In all, five brownfields projects in Massachusetts – in the cities of Marlborough, Somerville, Holyoke, Northampton, as well as one in Franklin County – received grants today totaling $950,000. They were part of more than $14 million in brownfields grants to assess the contamination of abandoned properties that were given to 80 communities around the nation today.
"These grants will bring much needed momentum to community brownfields programs in Northampton, in Massachusetts, and all across New England," said Robert W. Varney, regional administrator for EPA's New England office. "Dozens of contaminated sites in the region have already been successfully restored through this program. The money we offer to the communities in our region today ensures even more successes down the road."
EPA selected the city of Northampton for a $200,000 Brownfields Assessment Pilot grant to target five sites in the Historic Mill River Corridor, a strip of land that passes through downtown. Target sites include a former felt manufacturing plant with above-ground hazardous substances storage tanks, a former factory facility that may have been a machine shop and is now a residential property and a former coal gasification plant.

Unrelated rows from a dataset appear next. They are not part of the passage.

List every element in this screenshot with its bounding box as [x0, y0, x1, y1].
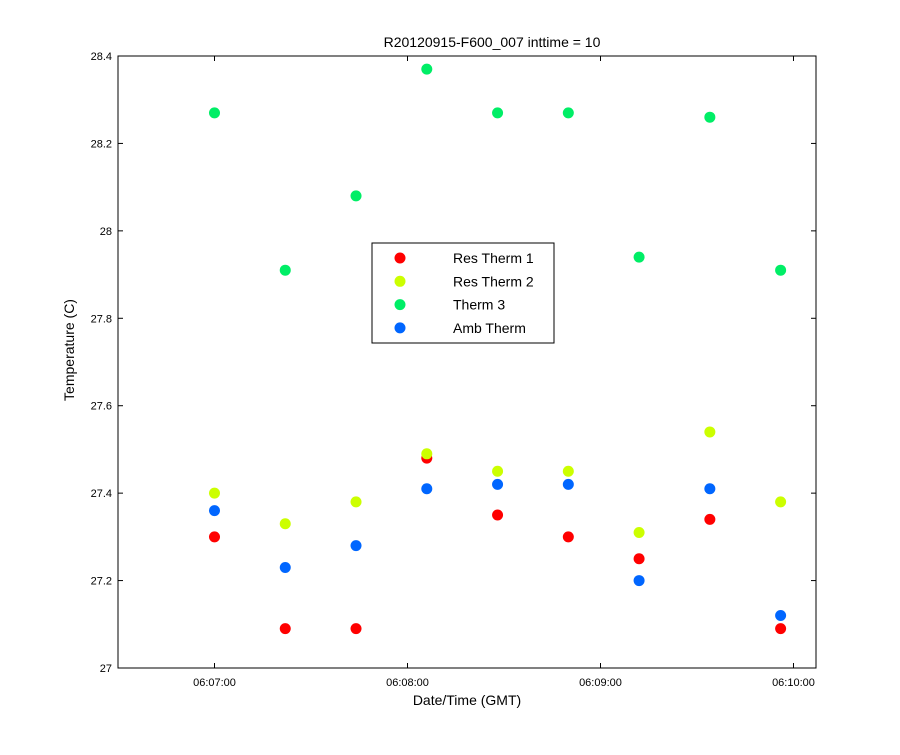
- legend-label: Amb Therm: [453, 320, 526, 336]
- data-point: [704, 513, 716, 525]
- y-tick-label: 27.4: [91, 488, 112, 500]
- data-point: [775, 623, 787, 635]
- x-tick-label: 06:10:00: [772, 677, 815, 689]
- data-point: [562, 531, 574, 543]
- legend-label: Res Therm 2: [453, 273, 534, 289]
- data-points: [208, 63, 787, 635]
- data-point: [492, 465, 504, 477]
- data-point: [492, 107, 504, 119]
- data-point: [350, 623, 362, 635]
- data-point: [704, 483, 716, 495]
- y-axis-label: Temperature (C): [61, 299, 77, 401]
- data-point: [633, 526, 645, 538]
- data-point: [775, 610, 787, 622]
- x-tick-label: 06:09:00: [579, 677, 622, 689]
- legend-marker: [394, 252, 406, 264]
- y-tick-label: 27.6: [91, 401, 112, 413]
- data-point: [279, 561, 291, 573]
- y-tick-label: 28: [100, 226, 112, 238]
- y-tick-label: 28.2: [91, 138, 112, 150]
- data-point: [633, 251, 645, 263]
- data-point: [562, 478, 574, 490]
- y-tick-label: 27: [100, 663, 112, 675]
- data-point: [775, 264, 787, 276]
- data-point: [350, 190, 362, 202]
- series-amb-therm: [208, 478, 787, 622]
- y-tick-label: 27.2: [91, 576, 112, 588]
- y-tick-label: 28.4: [91, 51, 112, 63]
- x-tick-label: 06:08:00: [386, 677, 429, 689]
- data-point: [633, 553, 645, 565]
- data-point: [704, 111, 716, 123]
- data-point: [208, 107, 220, 119]
- series-therm-3: [208, 63, 787, 276]
- data-point: [562, 107, 574, 119]
- plot-area-frame: [117, 55, 817, 669]
- data-point: [775, 496, 787, 508]
- data-point: [492, 478, 504, 490]
- x-tick-label: 06:07:00: [193, 677, 236, 689]
- legend-label: Therm 3: [453, 297, 505, 313]
- data-point: [350, 540, 362, 552]
- data-point: [704, 426, 716, 438]
- data-point: [421, 483, 433, 495]
- data-point: [562, 465, 574, 477]
- data-point: [208, 505, 220, 517]
- x-axis-label: Date/Time (GMT): [413, 692, 521, 708]
- data-point: [421, 63, 433, 75]
- data-point: [350, 496, 362, 508]
- data-point: [633, 575, 645, 587]
- data-point: [279, 264, 291, 276]
- axis-ticks: 27 27.2 27.4 27.6 27.8 28 28.2 28.4 06:07:00 06:0…: [91, 51, 816, 689]
- chart-title: R20120915-F600_007 inttime = 10: [384, 34, 601, 50]
- data-point: [208, 531, 220, 543]
- legend: Res Therm 1 Res Therm 2 Therm 3 Amb Therm: [371, 242, 555, 344]
- legend-marker: [394, 275, 406, 287]
- data-point: [279, 518, 291, 530]
- y-tick-label: 27.8: [91, 313, 112, 325]
- legend-label: Res Therm 1: [453, 250, 534, 266]
- data-point: [279, 623, 291, 635]
- legend-marker: [394, 322, 406, 334]
- data-point: [208, 487, 220, 499]
- legend-marker: [394, 299, 406, 311]
- data-point: [421, 448, 433, 460]
- data-point: [492, 509, 504, 521]
- series-res-therm-2: [208, 426, 787, 538]
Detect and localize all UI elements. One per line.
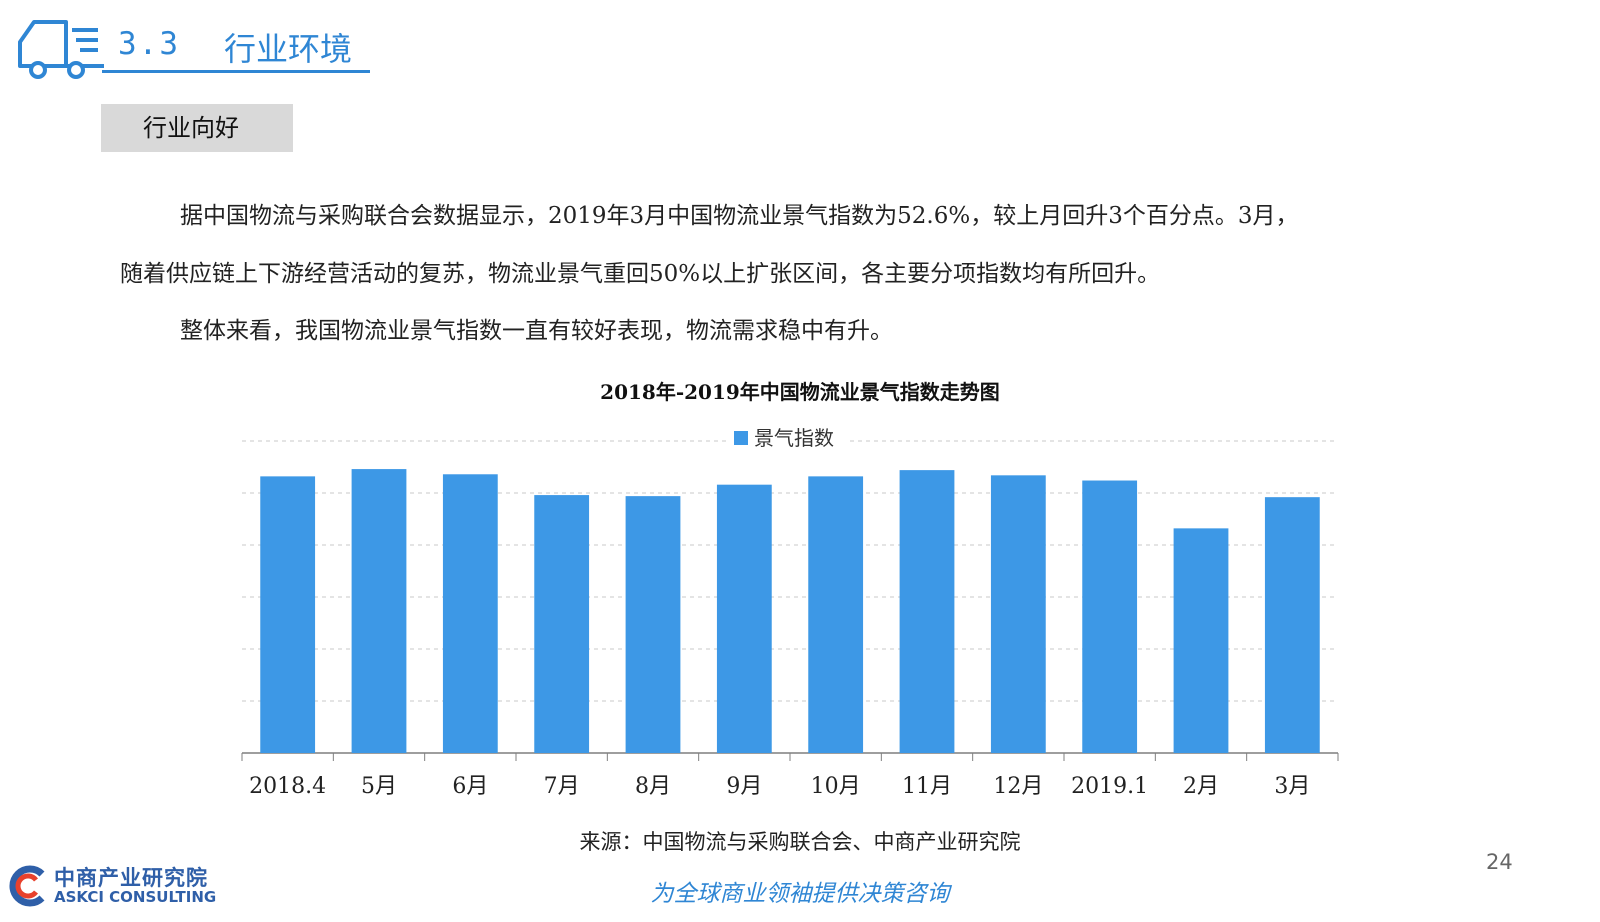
page-number: 24 (1486, 850, 1513, 874)
bar (1264, 497, 1320, 753)
x-tick-label: 6月 (452, 774, 488, 799)
paragraph-1-line-1: 据中国物流与采购联合会数据显示，2019年3月中国物流业景气指数为52.6%，较… (180, 203, 1299, 229)
x-tick-label: 2019.1 (1071, 774, 1148, 799)
legend-swatch (734, 431, 748, 445)
source-note: 来源：中国物流与采购联合会、中商产业研究院 (579, 830, 1021, 854)
logo-icon (9, 865, 45, 907)
company-logo: 中商产业研究院 ASKCI CONSULTING (6, 862, 226, 912)
bar (716, 484, 772, 753)
bar (899, 470, 955, 753)
bar (442, 474, 498, 753)
x-tick-label: 11月 (902, 774, 952, 799)
x-tick-label: 12月 (993, 774, 1043, 799)
bar (351, 469, 407, 753)
bar (808, 476, 864, 753)
subsection-tag: 行业向好 (101, 104, 293, 152)
chart-title: 2018年-2019年中国物流业景气指数走势图 (600, 380, 1000, 404)
x-tick-label: 5月 (361, 774, 397, 799)
section-header: 3.3 行业环境 (14, 8, 374, 88)
logo-text-cn: 中商产业研究院 (54, 866, 208, 890)
bar (260, 476, 316, 753)
logo-text-en: ASKCI CONSULTING (54, 888, 217, 906)
truck-icon (18, 20, 104, 79)
x-tick-label: 3月 (1274, 774, 1310, 799)
bar (534, 495, 590, 753)
bar (990, 475, 1046, 753)
paragraph-2: 整体来看，我国物流业景气指数一直有较好表现，物流需求稳中有升。 (180, 318, 893, 344)
bar (625, 496, 681, 753)
section-number: 3.3 (118, 26, 180, 62)
bar (1173, 528, 1229, 753)
section-title: 行业环境 (224, 30, 353, 68)
x-tick-label: 8月 (635, 774, 671, 799)
x-tick-label: 2018.4 (249, 774, 326, 799)
bar (1082, 480, 1138, 753)
legend-label: 景气指数 (754, 426, 834, 450)
header-underline (102, 70, 370, 73)
slogan: 为全球商业领袖提供决策咨询 (650, 881, 950, 907)
x-tick-label: 10月 (811, 774, 861, 799)
x-tick-label: 9月 (726, 774, 762, 799)
x-tick-label: 2月 (1183, 774, 1219, 799)
legend-background (730, 425, 848, 451)
x-tick-label: 7月 (544, 774, 580, 799)
paragraph-1-line-2: 随着供应链上下游经营活动的复苏，物流业景气重回50%以上扩张区间，各主要分项指数… (120, 261, 1161, 287)
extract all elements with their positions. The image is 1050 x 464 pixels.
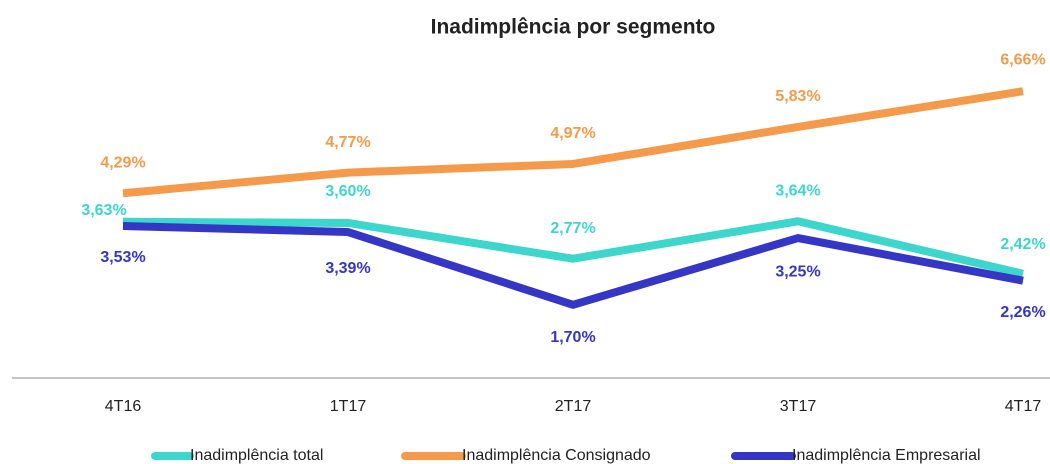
data-label: 3,64% <box>775 182 820 199</box>
data-label: 2,77% <box>550 220 595 237</box>
chart-title: Inadimplência por segmento <box>431 16 716 39</box>
series-line <box>122 87 1024 198</box>
data-label: 6,66% <box>1000 51 1045 68</box>
x-tick-label: 1T17 <box>330 398 367 415</box>
series-line <box>122 221 1024 309</box>
data-label: 3,53% <box>100 249 145 266</box>
x-tick-label: 3T17 <box>780 398 817 415</box>
data-label: 3,39% <box>325 260 370 277</box>
data-label: 4,97% <box>550 125 595 142</box>
data-label: 3,60% <box>325 183 370 200</box>
data-label: 2,26% <box>1000 304 1045 321</box>
data-label: 4,77% <box>325 134 370 151</box>
legend-label: Inadimplência Empresarial <box>792 447 981 464</box>
data-label: 4,29% <box>100 154 145 171</box>
data-label: 3,25% <box>775 263 820 280</box>
data-label: 3,63% <box>81 202 126 219</box>
x-tick-label: 4T17 <box>1005 398 1042 415</box>
legend-label: Inadimplência Consignado <box>462 447 651 464</box>
data-label: 1,70% <box>550 329 595 346</box>
x-tick-label: 2T17 <box>555 398 592 415</box>
data-label: 5,83% <box>775 88 820 105</box>
series-line <box>122 217 1024 278</box>
data-label: 2,42% <box>1000 236 1045 253</box>
legend-label: Inadimplência total <box>190 447 323 464</box>
x-tick-label: 4T16 <box>105 398 142 415</box>
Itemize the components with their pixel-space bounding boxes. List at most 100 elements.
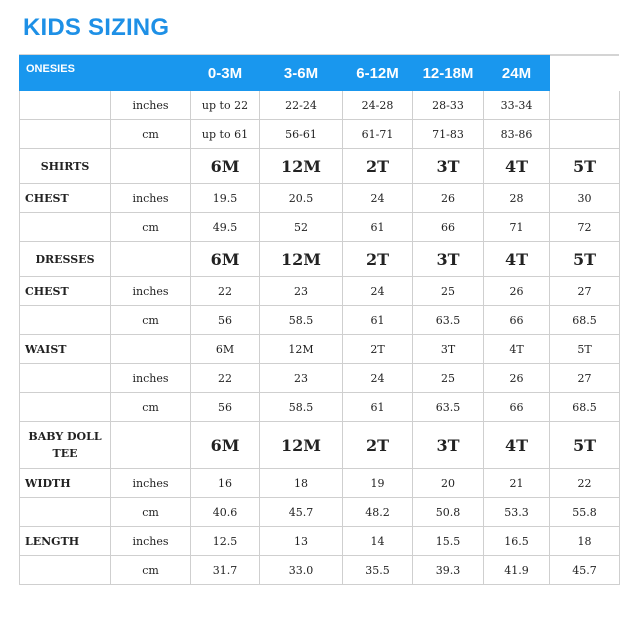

"With EPA's brownfields grant, Northampton will conduct an environmental site analysis and related planning for the former Mill River channel. Eventually, we are going to restore this sometimes putrid water channel into a river through the heart of our downtown," said Northampton Mayor Mary Clair Higgins. "Running alongside our planned downtown bikepath, the river will help spark further park, neighborhood and economic revitalization. Although the restoration of the river is years away, the EPA grant – and the Massachusetts Attorney General's grant that we received last year – will allow us to begin with the most challenging parts of our industrial legacy."
Earlier this year, President Bush signed bipartisan legislation that will encourage the cleanup and redevelopment of old industrial properties – cleaning up our environment, creating jobs and protecting small businesses from frivolous lawsuits. In addition, the President's fiscal year 2003 budget request doubled the funds available through the EPA in FY 02 – from $98 million to $200 million – to help states and communities around the country clean up and revitalize brownfields sites.
Under the EPA's Brownfields Assessment Program, communities receive funding to assess contamination at abandoned and vacant sites, and to estimate the costs of cleaning up sites for redevelopment. Communities can also receive funding to establish revolving loan programs allowing them to provide low interest loans to clean up these sites. Once assessed and cleaned, these sites can be put back into productive use by the community.
"Brownfields reclamation is one of the great environmental success stories of the past decade," Whitman said. "But the story is hardly over. EPA and its partners in every state of the union are ready to write the next chapter in the brownfields story. Given the commitment of this Administration, I can guarantee you that story will have a very happy ending."
These grants bring the total amount that EPA has spend on brownfields projects in Massachusetts to date to approximately $25 million.